In retrospect, even with that feeling, I'd thought the worst that could happen was a suicide bombing. What happened, as we know, was so much worse. One that's shocked us into silence.

And this silence - it's not just on the roads and in public places; this silence is in our homes, in our conversations, even in our prayers. My family has a tradition of saying prayers right before Iftar - it's our version of saying grace. This whole month, the elders complained that we weren't doing that enough. We weren't praying enough. Yesterday at Iftar, the silence descended on us like sunset. We sat together, and without saying anything, we began praying by ourselves. A room full of silence. A house full of silence. An entire neighborhood full of silence.

A city in silence.

Silence for the ones who believed and maybe didn't believe. Silence for those who were made to watch others being slaughtered, silence for those who were asked to recite verses they'd perhaps never even read, silence for those whose blood spilled all over the floor that the survivors had to walk out through them, silence for her, who would find every other reason to be happy, silence for him, who supposedly was let go but refused to leave without his friends, silence for the mother who was going home to give birth in her hometown, silence for him who, when asked why Bangladesh was still safe for foreigners despite numerous threats, said, the people are good, silence for her who loved it so much here that she'd even bought a home.

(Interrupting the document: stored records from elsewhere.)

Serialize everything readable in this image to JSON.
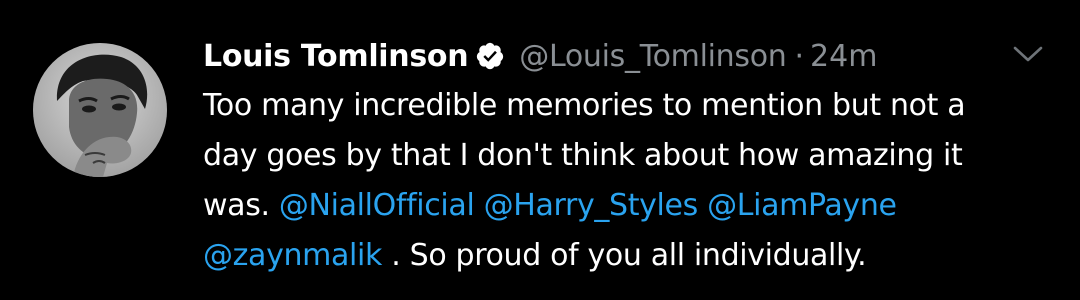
{
  "tweet": {
    "display_name": "Louis Tomlinson",
    "handle": "@Louis_Tomlinson",
    "separator": "·",
    "time": "24m",
    "verified": true,
    "icons": {
      "verified": "verified-badge-icon",
      "menu": "chevron-down-icon",
      "avatar": "profile-photo"
    },
    "text_lines": {
      "line1": "Too many incredible memories to mention but not a",
      "line2": "day goes by that I don't think about how amazing it",
      "line3_prefix": "was. ",
      "line4_suffix": " . So proud of you all individually."
    },
    "mentions": [
      "@NiallOfficial",
      "@Harry_Styles",
      "@LiamPayne",
      "@zaynmalik"
    ]
  },
  "colors": {
    "background": "#000000",
    "text": "#ffffff",
    "secondary": "#8a8f94",
    "link": "#2aa3ef"
  }
}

Silence for those who were just out for dinner on a Friday night, maybe cracking lame jokes, or discussing work, or thinking of the next match.

A silence that feels so pointless.

There's a lot of things I wanted to say to you. But you're gone and we're strangers and it's raining like someone is weeping but we can't quite hear them and the whole city is in a mess. But know this, the silence you've left us in - it will never leave us. We will look back on this day and say "Remember when...?", a quiet fear settling in our gut. Maybe we will go on to complete the sentence. Maybe even to crack a joke in a few minutes. But the reminder, of what those from among us, could do to us, have done to us, this silence, it will stay. Maybe not on the streets or at dinner tables. But inside us. Deep inside us.

And meanwhile, maybe we'll just believe that the heavens, too, are mourning. Maybe we'll just let them cry.